In a case involving LinkedIn, a federal appeals court reaffirmed Monday that web scraping likely doesn’t violate the Computer Fraud and Abuse Act (CFAA).
The ruling by the US Court of Appeals for the Ninth Circuit drew a distinction between data that is password-protected and data that is publicly available. That means hiQ Labs—a data analytics company that uses automated technology to scrape information from public LinkedIn profiles—can continue accessing LinkedIn data, a three-judge panel at the appeals court ruled:
[I]t appears that the CFAA’s prohibition on accessing a computer “without authorization” is violated when a person circumvents a computer’s generally applicable rules regarding access permissions, such as username and password requirements, to gain access to a computer. It is likely that when a computer network generally permits public access to its data, a user’s accessing that publicly available data will not constitute access without authorization under the CFAA. The data hiQ seeks to access is not owned by LinkedIn and has not been demarcated by LinkedIn as private using such an authorization system. HiQ has therefore raised serious questions about whether LinkedIn may invoke the CFAA to preempt hiQ’s possibly meritorious tortious interference claim.
Judges warn against “information monopolies”
The judges said they “favor a narrow interpretation of the CFAA’s ‘without authorization’ provision so as not to turn a criminal hacking statute into a ‘sweeping Internet-policing mandate.'” They also found that the public interest favors allowing access to LinkedIn data.
“We agree with the district court that giving companies like LinkedIn free rein to decide, on any basis, who can collect and use data—data that the companies do not own, that they otherwise make publicly available to viewers, and that the companies themselves collect and use—risks the possible creation of information monopolies that would disserve the public interest,” the ruling said.
The overall case hasn’t been decided yet, but Monday’s ruling affirmed a preliminary injunction issued by the US District Court for the Northern District of California and remanded the case back to the district court.
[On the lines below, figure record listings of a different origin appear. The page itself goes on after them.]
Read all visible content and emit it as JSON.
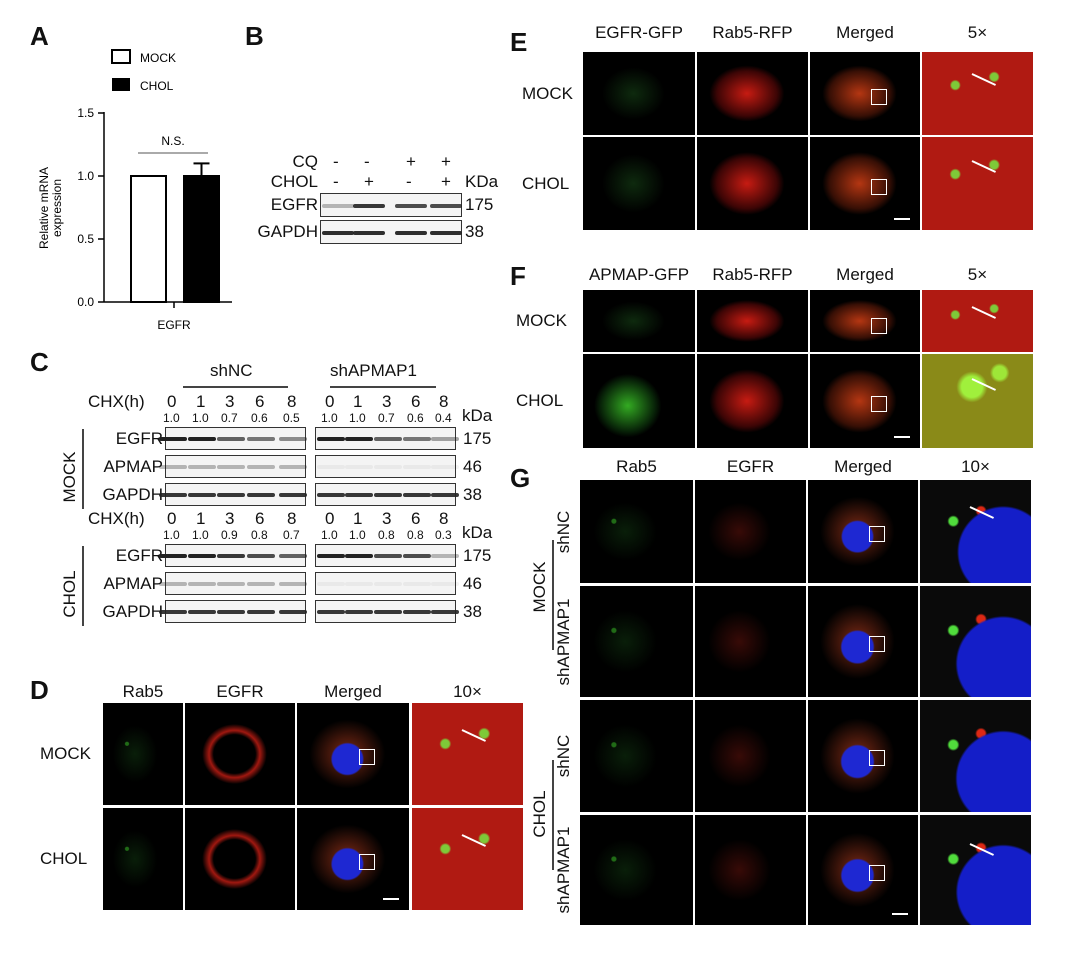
{
  "panels": {
    "A": "A",
    "B": "B",
    "C": "C",
    "D": "D",
    "E": "E",
    "F": "F",
    "G": "G"
  },
  "chart_data": {
    "type": "bar",
    "categories": [
      "EGFR"
    ],
    "series": [
      {
        "name": "MOCK",
        "values": [
          1.0
        ],
        "error": [
          0
        ],
        "color": "#ffffff"
      },
      {
        "name": "CHOL",
        "values": [
          1.0
        ],
        "error": [
          0.1
        ],
        "color": "#000000"
      }
    ],
    "ylabel": "Relative mRNA expression",
    "ylabel_lines": [
      "Relative mRNA",
      "expression"
    ],
    "xlabel": "EGFR",
    "ylim": [
      0,
      1.5
    ],
    "yticks": [
      "0.0",
      "0.5",
      "1.0",
      "1.5"
    ],
    "annotation": "N.S.",
    "legend": "top",
    "grid": false
  },
  "B": {
    "rows": [
      "CQ",
      "CHOL"
    ],
    "cq": [
      "-",
      "-",
      "+",
      "+"
    ],
    "chol": [
      "-",
      "+",
      "-",
      "+"
    ],
    "unit": "KDa",
    "blots": [
      {
        "name": "EGFR",
        "kda": "175",
        "intensity": [
          0.3,
          0.9,
          0.8,
          0.8
        ]
      },
      {
        "name": "GAPDH",
        "kda": "38",
        "intensity": [
          0.95,
          0.95,
          0.95,
          0.95
        ]
      }
    ]
  },
  "C": {
    "groups": [
      "shNC",
      "shAPMAP1"
    ],
    "chx_label": "CHX(h)",
    "unit": "kDa",
    "times": [
      "0",
      "1",
      "3",
      "6",
      "8"
    ],
    "conditions": [
      {
        "name": "MOCK",
        "ratios": [
          [
            "1.0",
            "1.0",
            "0.7",
            "0.6",
            "0.5"
          ],
          [
            "1.0",
            "1.0",
            "0.7",
            "0.6",
            "0.4"
          ]
        ],
        "blots": [
          {
            "name": "EGFR",
            "kda": "175"
          },
          {
            "name": "APMAP",
            "kda": "46"
          },
          {
            "name": "GAPDH",
            "kda": "38"
          }
        ]
      },
      {
        "name": "CHOL",
        "ratios": [
          [
            "1.0",
            "1.0",
            "0.9",
            "0.8",
            "0.7"
          ],
          [
            "1.0",
            "1.0",
            "0.8",
            "0.8",
            "0.3"
          ]
        ],
        "blots": [
          {
            "name": "EGFR",
            "kda": "175"
          },
          {
            "name": "APMAP",
            "kda": "46"
          },
          {
            "name": "GAPDH",
            "kda": "38"
          }
        ]
      }
    ]
  },
  "D": {
    "columns": [
      "Rab5",
      "EGFR",
      "Merged",
      "10×"
    ],
    "rows": [
      "MOCK",
      "CHOL"
    ]
  },
  "E": {
    "columns": [
      "EGFR-GFP",
      "Rab5-RFP",
      "Merged",
      "5×"
    ],
    "rows": [
      "MOCK",
      "CHOL"
    ]
  },
  "F": {
    "columns": [
      "APMAP-GFP",
      "Rab5-RFP",
      "Merged",
      "5×"
    ],
    "rows": [
      "MOCK",
      "CHOL"
    ]
  },
  "G": {
    "columns": [
      "Rab5",
      "EGFR",
      "Merged",
      "10×"
    ],
    "conditions": [
      "MOCK",
      "CHOL"
    ],
    "rows": [
      "shNC",
      "shAPMAP1",
      "shNC",
      "shAPMAP1"
    ]
  }
}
The injunction prevents Microsoft-owned LinkedIn from denying hiQ access to publicly available member profiles while litigation is pending.
LinkedIn sent hiQ a cease-and-desist letter in May 2017, claiming “that if hiQ accessed LinkedIn’s data in the future, it would be violating state and federal law, including the CFAA, the Digital Millennium Copyright Act (DMCA), California Penal Code § 502(c), and the California common law of trespass,” the appeals court noted. HiQ responded by suing LinkedIn and sought a declaratory judgment that LinkedIn could not invoke those laws against it.
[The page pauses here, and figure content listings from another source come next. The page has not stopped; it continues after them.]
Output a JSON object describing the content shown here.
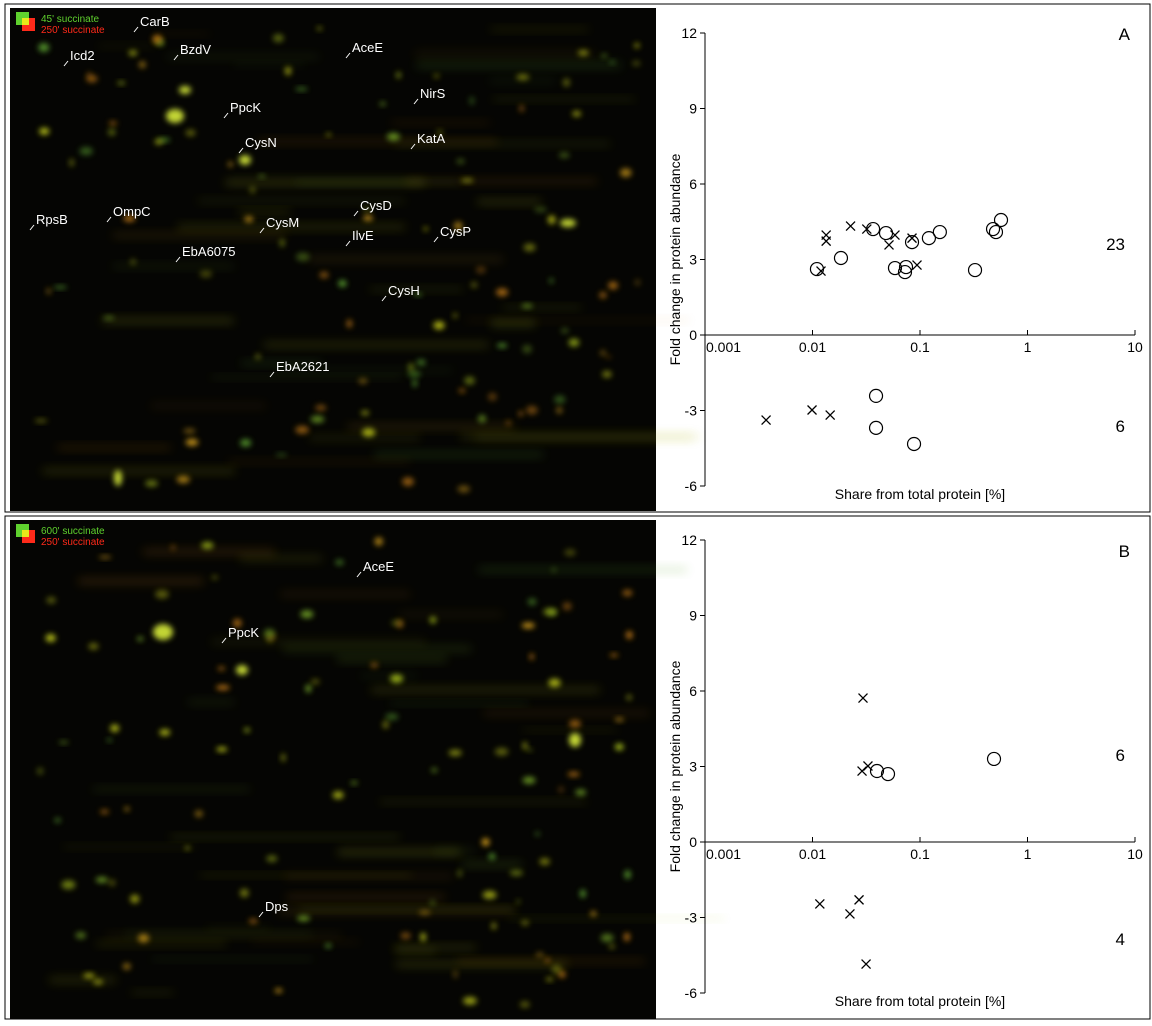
{
  "chart_data": [
    {
      "type": "scatter",
      "xlabel": "Share from total protein [%]",
      "ylabel": "Fold change in protein abundance",
      "xscale": "log",
      "xlim": [
        0.001,
        10
      ],
      "ylim": [
        -6,
        12
      ],
      "xticks": [
        0.001,
        0.01,
        0.1,
        1,
        10
      ],
      "yticks": [
        -6,
        -3,
        0,
        3,
        6,
        9,
        12
      ],
      "annotations": [
        "A",
        "23",
        "6"
      ],
      "series": [
        {
          "marker": "circle",
          "color": "#000000",
          "x": [
            0.011,
            0.0184,
            0.0366,
            0.0483,
            0.0585,
            0.0741,
            0.0725,
            0.0843,
            0.121,
            0.153,
            0.325,
            0.478,
            0.509,
            0.567,
            0.039,
            0.039,
            0.088
          ],
          "values": [
            2.62,
            3.06,
            4.21,
            4.05,
            2.66,
            2.7,
            2.5,
            3.69,
            3.85,
            4.09,
            2.58,
            4.21,
            4.09,
            4.57,
            -2.42,
            -3.69,
            -4.33
          ]
        },
        {
          "marker": "cross",
          "color": "#000000",
          "x": [
            0.0134,
            0.0134,
            0.012,
            0.0226,
            0.032,
            0.0515,
            0.0585,
            0.0843,
            0.0938,
            0.0037,
            0.0099,
            0.0146
          ],
          "values": [
            3.97,
            3.73,
            2.54,
            4.33,
            4.21,
            3.58,
            3.97,
            3.85,
            2.78,
            -3.38,
            -2.98,
            -3.18
          ]
        }
      ]
    },
    {
      "type": "scatter",
      "xlabel": "Share from total protein [%]",
      "ylabel": "Fold change in protein abundance",
      "xscale": "log",
      "xlim": [
        0.001,
        10
      ],
      "ylim": [
        -6,
        12
      ],
      "xticks": [
        0.001,
        0.01,
        0.1,
        1,
        10
      ],
      "yticks": [
        -6,
        -3,
        0,
        3,
        6,
        9,
        12
      ],
      "annotations": [
        "B",
        "6",
        "4"
      ],
      "series": [
        {
          "marker": "circle",
          "color": "#000000",
          "x": [
            0.0398,
            0.0504,
            0.488
          ],
          "values": [
            2.82,
            2.7,
            3.3
          ]
        },
        {
          "marker": "cross",
          "color": "#000000",
          "x": [
            0.0295,
            0.0328,
            0.0289,
            0.0223,
            0.0271,
            0.0117,
            0.0315
          ],
          "values": [
            5.72,
            3.02,
            2.82,
            -2.86,
            -2.3,
            -2.46,
            -4.85
          ]
        }
      ]
    }
  ],
  "gels": [
    {
      "legend": [
        {
          "text": "45' succinate",
          "color": "#5fd12e"
        },
        {
          "text": "250' succinate",
          "color": "#ff2a1a"
        }
      ],
      "labels": [
        "CarB",
        "BzdV",
        "AceE",
        "Icd2",
        "NirS",
        "PpcK",
        "KatA",
        "CysN",
        "CysD",
        "OmpC",
        "RpsB",
        "CysM",
        "IlvE",
        "CysP",
        "EbA6075",
        "CysH",
        "EbA2621"
      ]
    },
    {
      "legend": [
        {
          "text": "600' succinate",
          "color": "#5fd12e"
        },
        {
          "text": "250' succinate",
          "color": "#ff2a1a"
        }
      ],
      "labels": [
        "AceE",
        "PpcK",
        "Dps"
      ]
    }
  ]
}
Supreme Court limited what’s a crime under CFAA
The same panel of appeals court judges reached a similar decision upholding the preliminary injunction in September 2019. But the Supreme Court granted a LinkedIn petition for certiorari and remanded the case back to the appeals court for further consideration in light of the Supreme Court’s 2021 decision in Van Buren v. United States, another CFAA case that we’ve previously covered.
In Van Buren, the Supreme Court imposed a limit on what counts as a crime under the CFAA. Former Georgia police sergeant Nathan Van Buren used his own valid credentials to get information about a license plate number from a law enforcement database. The sergeant ran the search in exchange for money and for non-law enforcement purposes, violating a department policy.
Van Buren was charged with a felony under the CFAA, which says it’s a crime when someone “intentionally accesses a computer without authorization or exceeds authorized access.” He was convicted and sentenced to 18 months in prison, but the Supreme Court ruled in a 6-3 decision that Van Buren did not violate the CFAA. As we previously wrote, justices found that the cybersecurity statute does not make it a crime to obtain information from a computer when the person has authorized access to that machine, even if the person has “improper motives.”
LinkedIn argued that its petition “addresses the precise question left open by the Court in Van Buren. LinkedIn put gates around its servers by employing technical ‘code-based’ measures to prevent hiQ from scraping data (which hiQ circumvented via bots) and sending a cease-and-desist letter to hiQ, thereby expressly revoking any ‘authorization’ hiQ had to access LinkedIn’s computers. Van Buren expressly left open whether these methods of denying and revoking authorization, or any other methods of doing so, qualify as ‘gates-down’ under Section 1030(a)(2), thus rendering hiQ’s massive scraping of data ‘without authorization.'” LinkedIn said the technical barriers it uses include its robots.txt file and “several technological systems to detect suspicious activity and restrict automated scraping.”